Nel 1982 il grande militante e rivoluzionario Kemal Pir cadde martire (Şehîd) nella prigione di Diyarbakır dopo 55 giorni di sciopero della fame. Fu prima del suo martirio che una guardia carceraria gli disse: “Arrenditi e basta, non vuoi vivere?” che Şehîd Kemal ha risposto: “Amiamo così tanto la vita che siamo pronti a morire per essa”. In questa breve frase possiamo capire come la vita possa essere piena di significato e amore. Oggi nelle montagne, nelle pianure e nelle città del Kurdistan e della Turchia centinaia di militanti hanno preso il nome di Şehîd Kemal con la promessa di mantenere viva la sua memoria nei loro pensieri, azioni e lotte e di portarlo infine alla vittoria. La modernità capitalista ha costruito la sua esistenza sulla negazione dell’amore e sul tentativo di liquidare il significato, ma attraverso una profonda comprensione del potere del sacrificio, Şehîd Kemal è stato in grado di far crescere il significato da un terreno arido di disperazione, creare bellezza negli angoli più brutti di luoghi e, soprattutto, aprire la strada a una resistenza ancora maggiore.

Per quasi 50 anni il PKK e il Movimento per la Libertà Curdo hanno dato come martiri decine di migliaia dei suoi militanti più preziosi nella lotta per l’avanzamento e l’umanità. Le giovani donne e gli uomini più belli che potresti mai conoscere misero da parte ogni interesse personale senza aspettarsi altro in cambio se non la convinzione che possiamo costruire una vita più bella. Con le loro azioni hanno dimostrato che l’umanità non è condannata all’egoismo e all’individualismo. Per qualcuno che non ha familiarità con il PKK ci si potrebbe chiedere: come si può sopravvivere sotto il peso della perdita di innumerevoli amiche ed amici stretti e le compagne ed i compagni più cari?
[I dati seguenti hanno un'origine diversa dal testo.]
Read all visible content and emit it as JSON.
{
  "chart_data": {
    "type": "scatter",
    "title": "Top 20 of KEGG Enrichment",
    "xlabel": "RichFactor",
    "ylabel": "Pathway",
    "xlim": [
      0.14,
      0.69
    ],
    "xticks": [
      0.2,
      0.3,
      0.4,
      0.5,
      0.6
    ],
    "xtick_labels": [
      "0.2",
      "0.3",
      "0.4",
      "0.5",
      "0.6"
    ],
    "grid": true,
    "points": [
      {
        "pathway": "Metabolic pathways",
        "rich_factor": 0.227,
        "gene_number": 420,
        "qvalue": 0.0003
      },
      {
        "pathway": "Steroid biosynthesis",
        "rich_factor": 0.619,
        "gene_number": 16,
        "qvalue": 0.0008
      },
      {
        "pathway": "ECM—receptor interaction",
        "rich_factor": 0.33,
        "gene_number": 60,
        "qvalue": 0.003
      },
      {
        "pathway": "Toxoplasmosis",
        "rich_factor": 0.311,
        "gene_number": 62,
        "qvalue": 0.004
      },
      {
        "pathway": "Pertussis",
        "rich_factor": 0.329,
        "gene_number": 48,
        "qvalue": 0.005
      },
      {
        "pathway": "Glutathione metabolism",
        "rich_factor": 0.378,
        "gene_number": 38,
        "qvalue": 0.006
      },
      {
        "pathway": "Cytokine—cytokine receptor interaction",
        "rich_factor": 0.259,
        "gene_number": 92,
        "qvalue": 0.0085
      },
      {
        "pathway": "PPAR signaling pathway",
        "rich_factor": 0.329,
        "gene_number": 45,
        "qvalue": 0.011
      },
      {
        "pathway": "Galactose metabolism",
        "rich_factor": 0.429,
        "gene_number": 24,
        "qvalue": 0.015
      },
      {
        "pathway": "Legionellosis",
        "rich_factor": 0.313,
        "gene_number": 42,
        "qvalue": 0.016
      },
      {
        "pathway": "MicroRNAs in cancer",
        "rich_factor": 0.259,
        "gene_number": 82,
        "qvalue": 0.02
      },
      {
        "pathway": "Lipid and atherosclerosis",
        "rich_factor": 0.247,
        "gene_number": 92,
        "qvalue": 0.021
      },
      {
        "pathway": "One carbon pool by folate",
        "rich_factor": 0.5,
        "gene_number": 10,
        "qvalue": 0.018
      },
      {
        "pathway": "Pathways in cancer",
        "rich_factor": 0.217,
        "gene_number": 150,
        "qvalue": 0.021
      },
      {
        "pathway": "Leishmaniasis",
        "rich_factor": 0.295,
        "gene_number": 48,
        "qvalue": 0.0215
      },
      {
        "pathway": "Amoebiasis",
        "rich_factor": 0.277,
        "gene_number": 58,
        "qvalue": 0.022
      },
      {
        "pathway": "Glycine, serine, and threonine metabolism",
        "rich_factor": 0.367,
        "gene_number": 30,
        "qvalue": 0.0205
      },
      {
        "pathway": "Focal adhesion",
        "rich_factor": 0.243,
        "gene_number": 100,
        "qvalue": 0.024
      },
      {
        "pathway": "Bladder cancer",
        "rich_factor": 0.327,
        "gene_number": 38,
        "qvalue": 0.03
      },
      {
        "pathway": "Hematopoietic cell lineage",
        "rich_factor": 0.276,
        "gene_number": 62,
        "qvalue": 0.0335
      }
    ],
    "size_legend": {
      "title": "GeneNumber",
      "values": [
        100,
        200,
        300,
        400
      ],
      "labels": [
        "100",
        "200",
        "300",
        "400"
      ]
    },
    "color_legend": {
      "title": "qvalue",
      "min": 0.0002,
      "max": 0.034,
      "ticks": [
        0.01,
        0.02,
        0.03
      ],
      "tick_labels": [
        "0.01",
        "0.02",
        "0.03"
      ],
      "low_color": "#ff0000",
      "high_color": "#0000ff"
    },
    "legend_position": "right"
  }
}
La verità è che se esprimessimo il martirio semplicemente come una perdita o se lo affrontassimo da una base individualistica, il dolore sarebbe sufficiente a lacerare chiunque. È proprio per questo motivo che un rivoluzionario deve avere una profonda comprensione della necessità del sacrificio per il progresso della lotta. La massima espressione di ciò può essere vista nella personalità di Rêber APO (Abdullah Öcalan). Rêber APO, nonostante molti dei suoi amici e compagni più stretti, coloro che hanno svolto un ruolo fondamentale nei primi giorni della costruzione del movimento che sarebbe poi diventato il PKK, sono caduti perché i martiri non hanno mai fatto un solo passo indietro. Al contrario, ha trasformato ogni singolo compagno martire, da quelli che conosceva a quelli che non aveva mai visto, in una forza che ci spinge verso la libertà e la vittoria. Essere degni dei propri ricordi e realizzare i propri sogni nella realtà diventa l’essenza della vita stessa. L’esempio di Rêber APO ci insegna nei momenti più bui e dolorosi della lotta ad essere leali e a trarre forza e ispirazione dai nostri compagni caduti. Il valore delle nostre vite può essere misurato dalla misura in cui siamo capaci di riempirle di significato, cosa che può essere raggiunta solo vivendo alla ricerca della verità, della bellezza e della libertà. Una vita senza libertà, lontana dalla verità e dalla bellezza è la forma di morte più dolorosa, mentre donare la propria vita al servizio di questi principi eleva la persona all’immortalità. Non vivere più in un solo istante ma in tutta la storia e nel futuro, non più come individuo ma come società tutta.